DESTRÓIER CLASSE HATAKAZE. A 3º geração de destróieres japoneses


DESCRIÇÃO
Como mencionado no titulo deste artigo os destróieres da classe Hatakaze representam a 3º geração desse gênero de navio de guerra na poderosa marinha japonesa. O Hatakaze foi projetado com a missão primaria de guerra antiaérea sendo assim um importante navio de escolta para grupos de batalha, porém tendo uma capacidade anti-submarino e anti-superfície relevante. Para os mais habituados com navios de guerra, o Hatakaze lembra um pouco os cruzadores norte americanos do período entre a década de 70 e 80, sendo, por tanto, um navio de guerra um tanto antigo, cujo conceito pode-se ser considerado obsoleto. Porém vale lembrar, também que seus sensores e seu relativamente forte armamento, deve ser respeitado, mesmo contra embarcações de projeto mais recente. Ao todo, foram construídos 2 navios dessa classe, o Hatakaze DDG-171, comissionado em março de 1986 e o Shimakaze DDG-172, comissionado dois anos depois, em março de 1988.

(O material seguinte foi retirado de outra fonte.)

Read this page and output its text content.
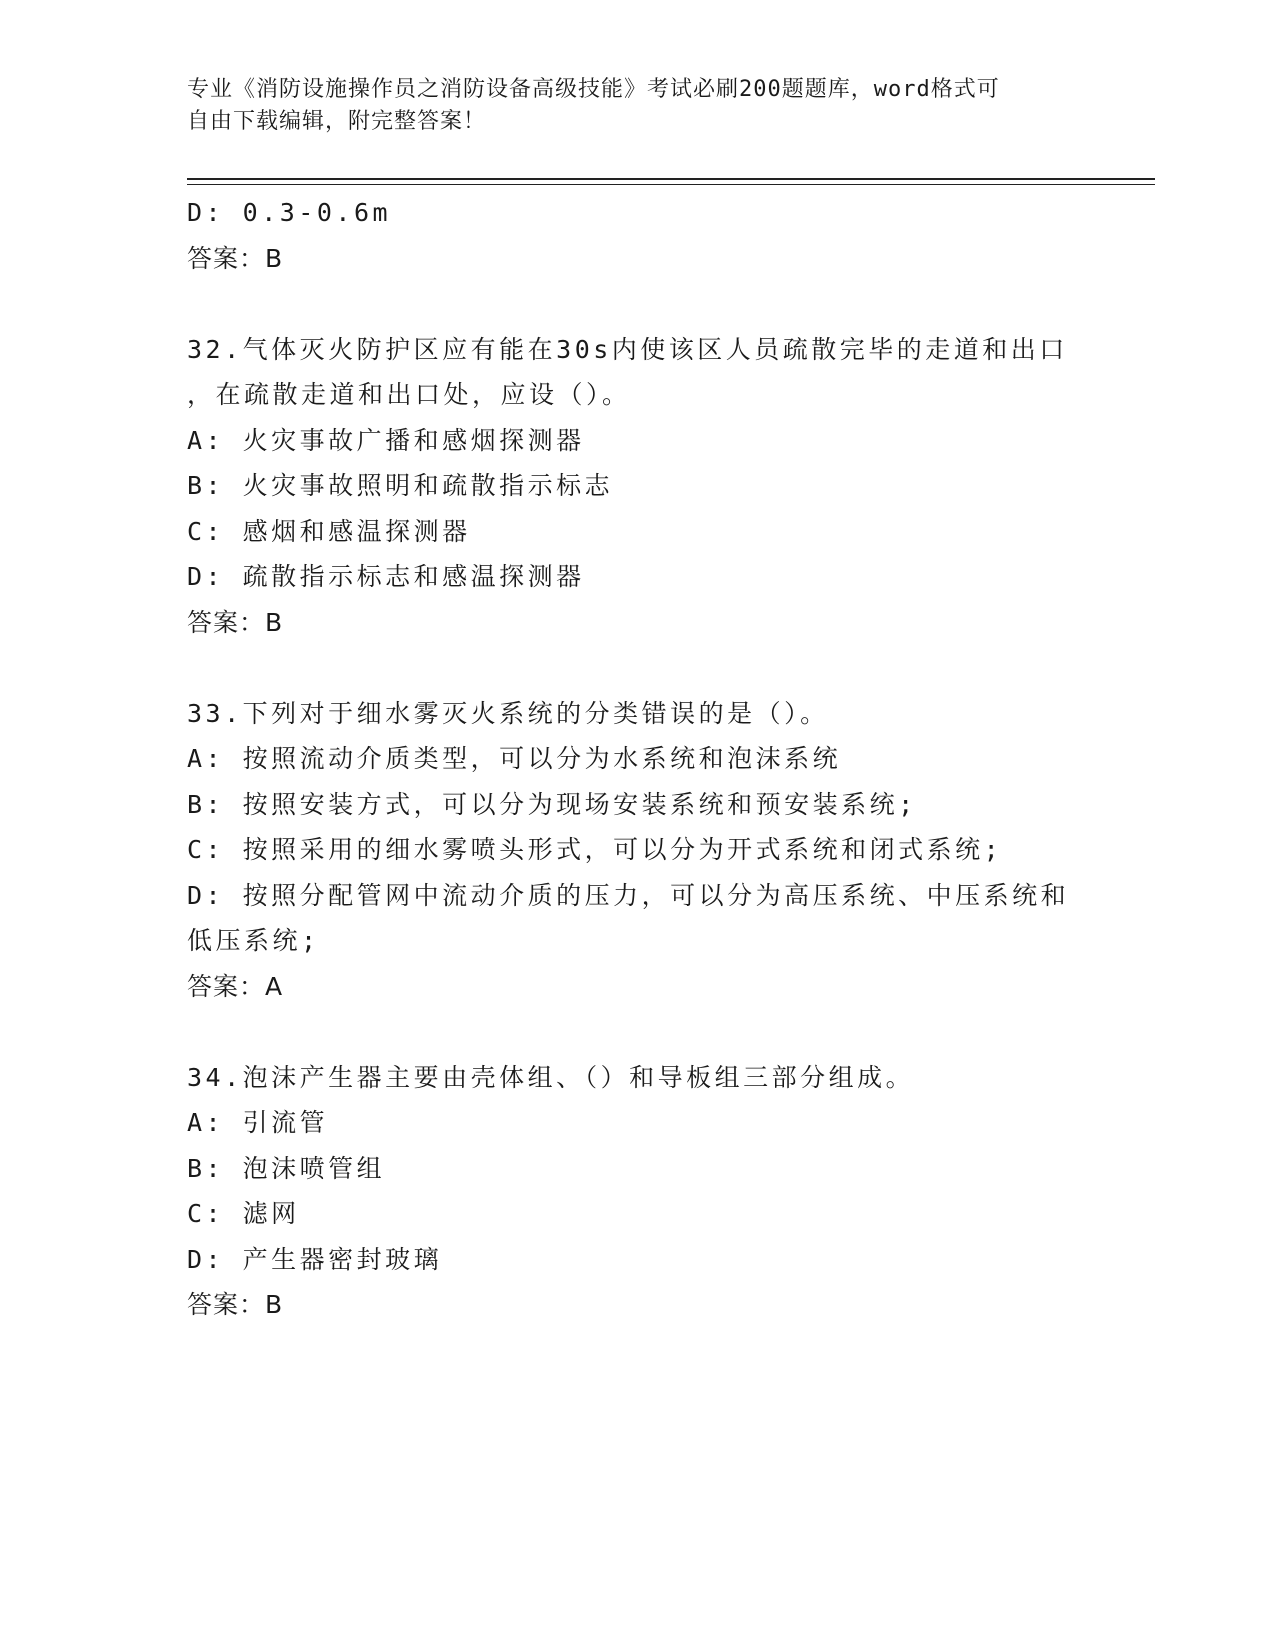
专业《消防设施操作员之消防设备高级技能》考试必刷200题题库，word格式可
自由下载编辑，附完整答案！
D: 0.3-0.6m
答案：B
32.气体灭火防护区应有能在30s内使该区人员疏散完毕的走道和出口
，在疏散走道和出口处，应设（）。
A: 火灾事故广播和感烟探测器
B: 火灾事故照明和疏散指示标志
C: 感烟和感温探测器
D: 疏散指示标志和感温探测器
答案：B
33.下列对于细水雾灭火系统的分类错误的是（）。
A: 按照流动介质类型，可以分为水系统和泡沫系统
B: 按照安装方式，可以分为现场安装系统和预安装系统;
C: 按照采用的细水雾喷头形式，可以分为开式系统和闭式系统;
D: 按照分配管网中流动介质的压力，可以分为高压系统、中压系统和
低压系统;
答案：A
34.泡沫产生器主要由壳体组、（）和导板组三部分组成。
A: 引流管
B: 泡沫喷管组
C: 滤网
D: 产生器密封玻璃
答案：B
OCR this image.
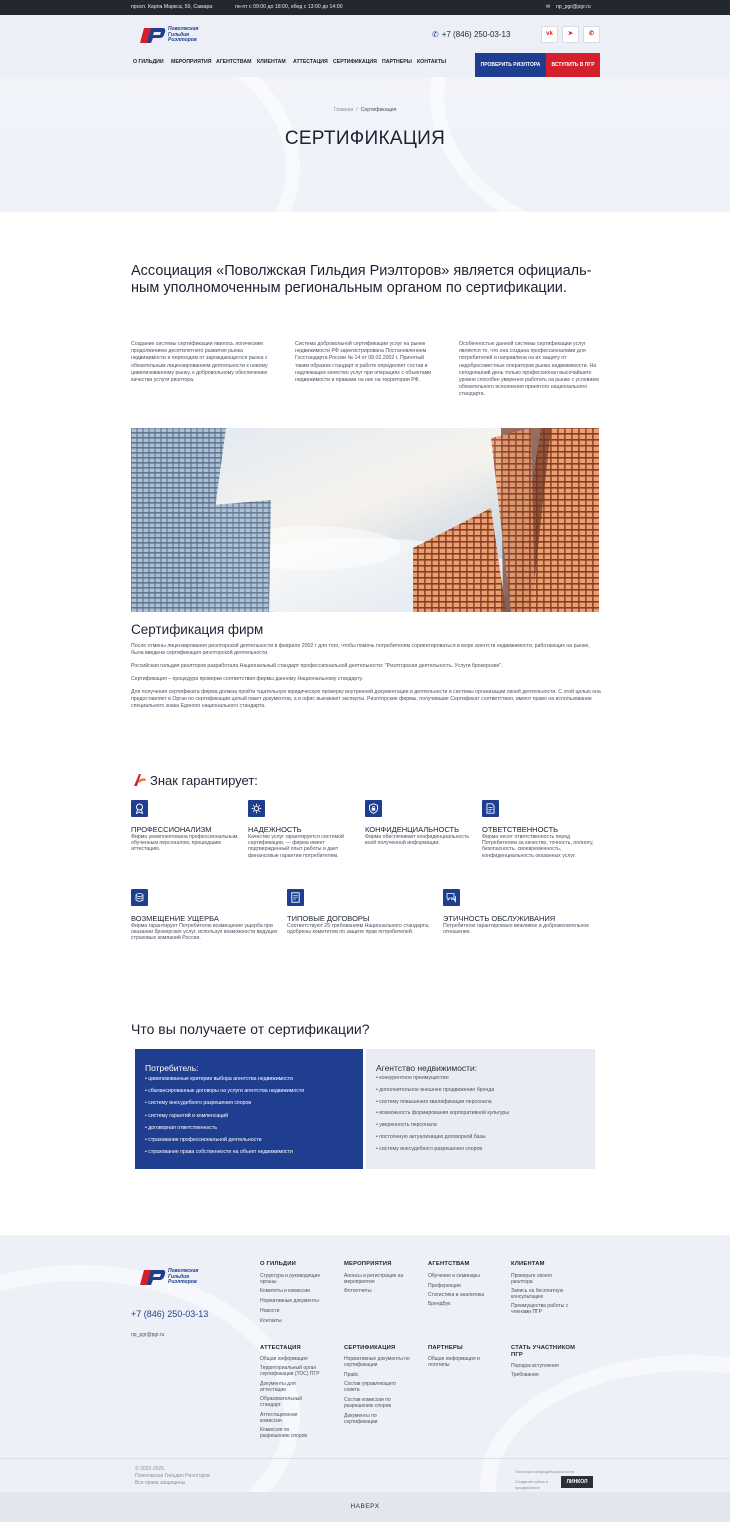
просп. Карла Маркса, 59, Самара	пн-пт с 09:00 до 18:00, обед с 13:00 до 14:00	✉ np_pgr@pgr.ru
Поволжская
Гильдия
Риэлторов
✆ +7 (846) 250-03-13	vk	➤	✆
О ГИЛЬДИИ МЕРОПРИЯТИЯ АГЕНТСТВАМ КЛИЕНТАМ АТТЕСТАЦИЯ СЕРТИФИКАЦИЯ ПАРТНЕРЫ КОНТАКТЫ	ПРОВЕРИТЬ РИЭЛТОРА	ВСТУПИТЬ В ПГР
Главная / Сертификация
СЕРТИФИКАЦИЯ
Ассоциация «Поволжская Гильдия Риэлторов» является официаль-
ным уполномоченным региональным органом по сертификации.
Создание системы сертификации явилось логическим продолжением десятилетнего развития рынка недвижимости и переходом от зарождающегося рынка с обязательным лицензированием деятельности к новому цивилизованному рынку, к добровольному обеспечению качества услуги риэлтора.
Система добровольной сертификации услуг на рынке недвижимости РФ зарегистрирована Постановлением Госстандарта России № 14 от 08.02.2002 г. Принятый таким образом стандарт в работе определяет состав и надлежащее качество услуг при операциях с объектами недвижимости и правами на них на территории РФ.
Особенностью данной системы сертификации услуг является то, что она создана профессионалами для потребителей и направлена на их защиту от недобросовестных операторов рынка недвижимости. На сегодняшний день только профессионал высочайшего уровня способен уверенно работать на рынке с условием обязательного исполнения принятого национального стандарта.
Сертификация фирм
После отмены лицензирования риэлторской деятельности в феврале 2002 г для того, чтобы помочь потребителям сориентироваться в море агентств недвижимости, работающих на рынке, была введена сертификация риэлторской деятельности.
Российская гильдия риэлторов разработала Национальный стандарт профессиональной деятельности: "Риэлторская деятельность. Услуги брокерские".
Сертификация – процедура проверки соответствия фирмы данному Национальному стандарту.
Для получения сертификата фирма должна пройти тщательную юридическую проверку внутренней документации и деятельности и системы организации своей деятельности. С этой целью она предоставляет в Орган по сертификации целый пакет документов, а в офис выезжают эксперты. Риэлторские фирмы, получившие Сертификат соответствия, имеют право на использование специального знака Единого национального стандарта.
Знак гарантирует:
ПРОФЕССИОНАЛИЗМ
Фирма укомплектована профессиональным, обученным персоналом, прошедшим аттестацию.
НАДЕЖНОСТЬ
Качество услуг гарантируется системой сертификации, — фирма имеет подтвержденный опыт работы и дает финансовые гарантии потребителям.
КОНФИДЕНЦИАЛЬНОСТЬ
Фирма обеспечивает конфиденциальность всей полученной информации.
ОТВЕТСТВЕННОСТЬ
Фирма несет ответственность перед Потребителем за качество, точность, полноту, безопасность, своевременность, конфиденциальность оказанных услуг.
ВОЗМЕЩЕНИЕ УЩЕРБА
Фирма гарантирует Потребителю возмещение ущерба при оказании брокерских услуг, используя возможности ведущих страховых компаний России.
ТИПОВЫЕ ДОГОВОРЫ
Соответствуют 25 требованиям Национального стандарта, одобрены комитетом по защите прав потребителей.
ЭТИЧНОСТЬ ОБСЛУЖИВАНИЯ
Потребителю гарантировано вежливое и доброжелательное отношение.
Что вы получаете от сертификации?
Потребитель:
• цивилизованные критерии выбора агентства недвижимости
• сбалансированные договоры на услуги агентства недвижимости
• систему внесудебного разрешения споров
• систему гарантий и компенсаций
• договорная ответственность
• страхование профессиональной деятельности
• страхование права собственности на объект недвижимости
Агентство недвижимости:
• конкурентное преимущество
• дополнительное внешнее продвижение бренда
• систему повышения квалификации персонала
• возможность формирования корпоративной культуры
• уверенность персонала
• постоянную актуализацию договорной базы
• систему внесудебного разрешения споров
Поволжская
Гильдия
Риэлторов
+7 (846) 250-03-13
np_pgr@pgr.ru
О ГИЛЬДИИ
Структура и руководящие органы
Комитеты и комиссии
Нормативные документы
Новости
Контакты
МЕРОПРИЯТИЯ
Анонсы и регистрация на мероприятия
Фотоотчеты
АГЕНТСТВАМ
Обучение и семинары
Преференции
Статистика и аналитика
БрендБук
КЛИЕНТАМ
Проверьте своего риэлтора
Запись на бесплатную консультацию
Преимущества работы с членами ПГР
АТТЕСТАЦИЯ
Общая информация
Территориальный орган сертификации (ТОС) ПГР
Документы для аттестации
Образовательный стандарт
Аттестационная комиссия
Комиссия по разрешению споров
СЕРТИФИКАЦИЯ
Нормативные документы по сертификации
Прайс
Состав управляющего совета
Состав комиссии по разрешению споров
Документы по сертификации
ПАРТНЕРЫ
Общая информация и логотипы
СТАТЬ УЧАСТНИКОМ ПГР
Порядок вступления
Требования
© 2022-2025
Поволжская Гильдия Риэлторов
Все права защищены
Политика конфиденциальности
Создание сайта и продвижение
ЛИНКОЛ
НАВЕРХ
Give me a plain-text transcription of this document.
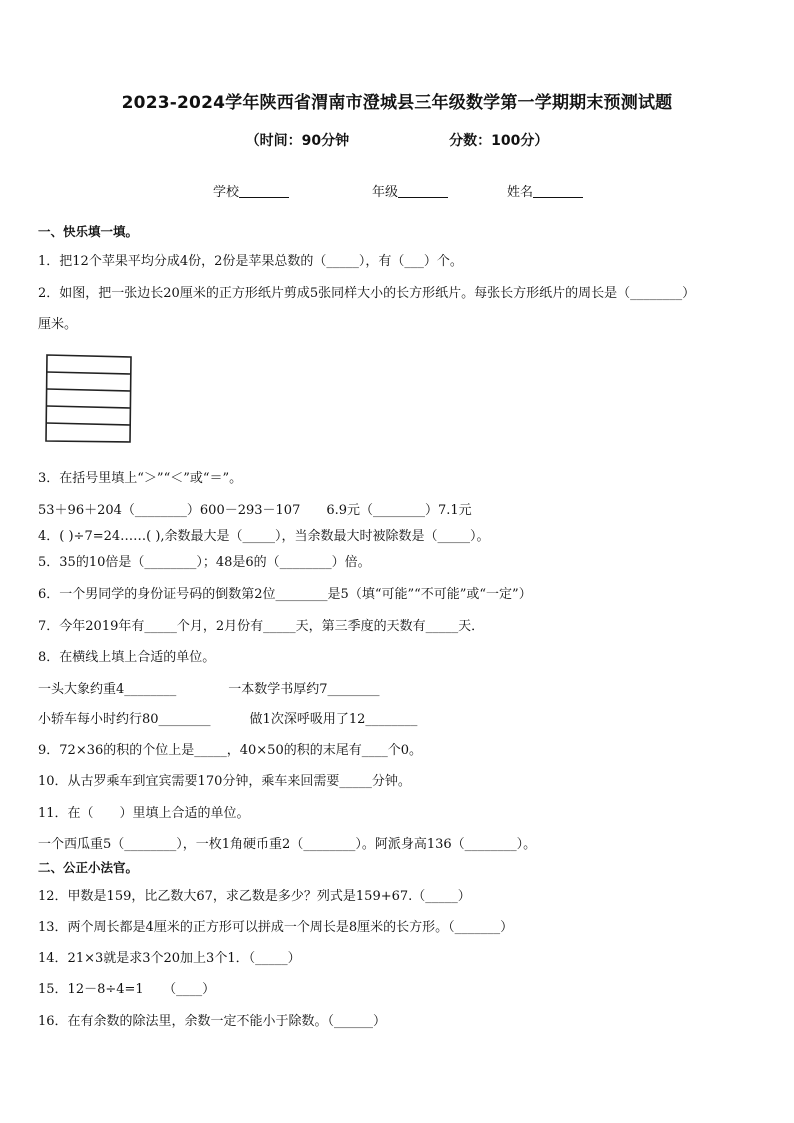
2023-2024学年陕西省渭南市澄城县三年级数学第一学期期末预测试题
（时间：90分钟	分数：100分）
学校	年级	姓名
一、快乐填一填。
1．把12个苹果平均分成4份，2份是苹果总数的（_____），有（___）个。
2．如图，把一张边长20厘米的正方形纸片剪成5张同样大小的长方形纸片。每张长方形纸片的周长是（________）
厘米。
3．在括号里填上“＞”“＜”或“＝”。
53＋96＋204（________）600－293－107　　6.9元（________）7.1元
4．( )÷7=24……( ),余数最大是（_____），当余数最大时被除数是（_____）。
5．35的10倍是（________）；48是6的（________）倍。
6．一个男同学的身份证号码的倒数第2位________是5（填“可能”“不可能”或“一定”）
7．今年2019年有_____个月，2月份有_____天，第三季度的天数有_____天．
8．在横线上填上合适的单位。
一头大象约重4________　　　　一本数学书厚约7________
小轿车每小时约行80________　　　做1次深呼吸用了12________
9．72×36的积的个位上是_____，40×50的积的末尾有____个0。
10．从古罗乘车到宜宾需要170分钟，乘车来回需要_____分钟。
11．在（　　）里填上合适的单位。
一个西瓜重5（________），一枚1角硬币重2（________）。阿派身高136（________）。
二、公正小法官。
12．甲数是159，比乙数大67，求乙数是多少？列式是159+67.（_____）
13．两个周长都是4厘米的正方形可以拼成一个周长是8厘米的长方形。（_______）
14．21×3就是求3个20加上3个1．（_____）
15．12－8÷4=1　　（____）
16．在有余数的除法里，余数一定不能小于除数。（______）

Acima: Nessa foto o Hatakaze é escoltado por um navio da classe Tachikaze, do qual deriva o Hatakaze.
Com seus 150 metros de comprimento, este grande navio de guerra está armado com 2 antigos canhões MK-42 de127 mm de dupla finalidade, sendo um montado na proa e outro na popa do navio. Este canhão sofre com sua complexidade e por isso não é considerado muito confiável. Sua cadencia de tiro é de 17 tiros por minuto e seu alcance é, de no máximo 23,5km. A frente do canhão MK-42 da proa do Hatakaze, há um lançador MK-13 para mísseis antiaéreos SM-1MR Standard cujo alcance chega entre 37 e 45 km. Este míssil é guiado por radar semi ativo, sendo dependente da iluminação do alvo pelo radar de controle de tiro do navio. Ainda na proa do Hatakaze, atrás do canhão MK-42 há um lançador MK-16 para mísseis ASROC anti-submarinos. Este míssil transporta um torpedo MK-46 até uma distancia de 11 km, quando solta o torpedo na água. O MK-46, especificamente tem mais 7 km de alcance. Para guerra anti superfície há dois lançadores quádruplos para mísseis antinavio RGM-84D Harpoon, cujo alcance é de 120 km. O Harpoon é um míssil com perfil de vôo “sea skimmig”, onde o trajeto final é feito na altura das ondas para dificultar sua localização a uma velocidade de cruzeiro na ordem de 800 km/h.O Harpoon é um dos mais bem sucedidos mísseis antinavio já construídos e está equipado com uma potente ogiva com 224 kg de alto explosivo que é capaz de por fora de ação a maioria dos navios de guerra do mundo. Para defesa de ponto há dois canhões CIWS MK-15 Phalanx de 20 mm. Esse canhão é do tipo gatling com 6 canos giratórios que proporcionam uma cadencia de tiro de 4500 tiros por minuto. Esta arma é usada para destruir aeronaves que se aproximem muito do navio ou mísseis antinavio. Embora não haja um hangar e um canhão MK-42 fique montado na popa do navio, ainda há um heliponto onde pode pousar um helicóptero SH-60J Seahawk. Para finalizar, existe 2 lançadores triplos Type 68 para torpedos MK-46.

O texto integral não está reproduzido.